In parallel to this, buy-to-let remortgage lending increased in January to 7,500 loans, which was up 6% compared to December and up 42% compared to January 2013.
These buy-to-let remortgages had a total value of £1.1bn, up 10% compared to December and a year-on-year increase of 55% compared to January 2013.
George Spencer, chief executive officer of Rentify, the nationwide lettings company, said: 'While residential lending was affected by a seasonal dip, with January a subdued month compared with December, this wasn't the case with the buy-to-let sector.
“Quite simply, buy-to-let goes from strength to strength. Both the number of loans for new purchase and remortgaging increased in January, as landlords took advantage of cheap mortgage rates and poor returns on savings to get into buy-to-let for the first time or expand their portfolios.
“Fears of an interest rate rise at some point are persuading many landlords to move off cheap reversion rates onto low fixed rates, helping them with budgeting.
“Buy-to-let is an increasingly attractive investment proposition, with several lenders improving their pricing recently.”

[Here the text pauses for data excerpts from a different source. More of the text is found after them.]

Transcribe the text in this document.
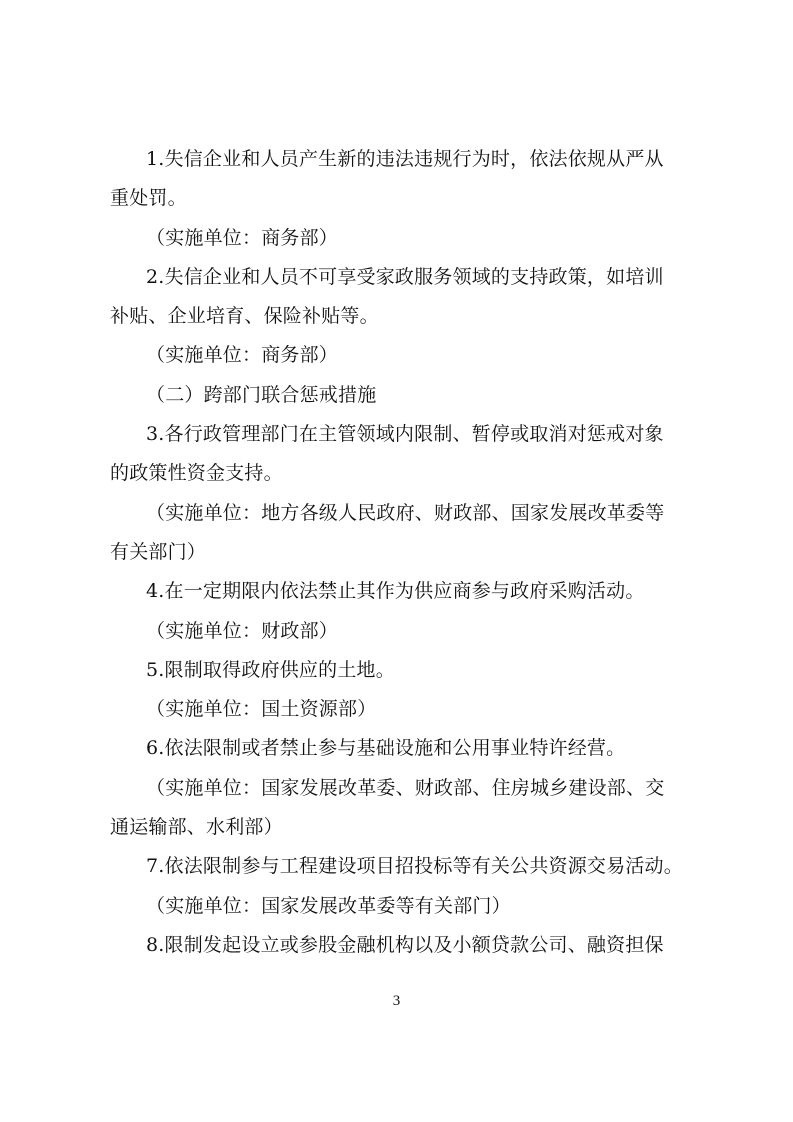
1.失信企业和人员产生新的违法违规行为时，依法依规从严从
重处罚。
（实施单位：商务部）
2.失信企业和人员不可享受家政服务领域的支持政策，如培训
补贴、企业培育、保险补贴等。
（实施单位：商务部）
（二）跨部门联合惩戒措施
3.各行政管理部门在主管领域内限制、暂停或取消对惩戒对象
的政策性资金支持。
（实施单位：地方各级人民政府、财政部、国家发展改革委等
有关部门）
4.在一定期限内依法禁止其作为供应商参与政府采购活动。
（实施单位：财政部）
5.限制取得政府供应的土地。
（实施单位：国土资源部）
6.依法限制或者禁止参与基础设施和公用事业特许经营。
（实施单位：国家发展改革委、财政部、住房城乡建设部、交
通运输部、水利部）
7.依法限制参与工程建设项目招投标等有关公共资源交易活动。
（实施单位：国家发展改革委等有关部门）
8.限制发起设立或参股金融机构以及小额贷款公司、融资担保
3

Paul Smee, director general of the CML, added: "January is always a subdued month in the mortgage market but the underlying trend and strong year-on-year growth across all borrower groups indicates a strong start to 2014 continuing the sort of lending levels seen throughout 2013.
“Lending to first-time buyers and home movers has continued its upward trend and this, coupled with the growth in remortgage and buy-to-let activity, would suggest that all parts of the market are open for business."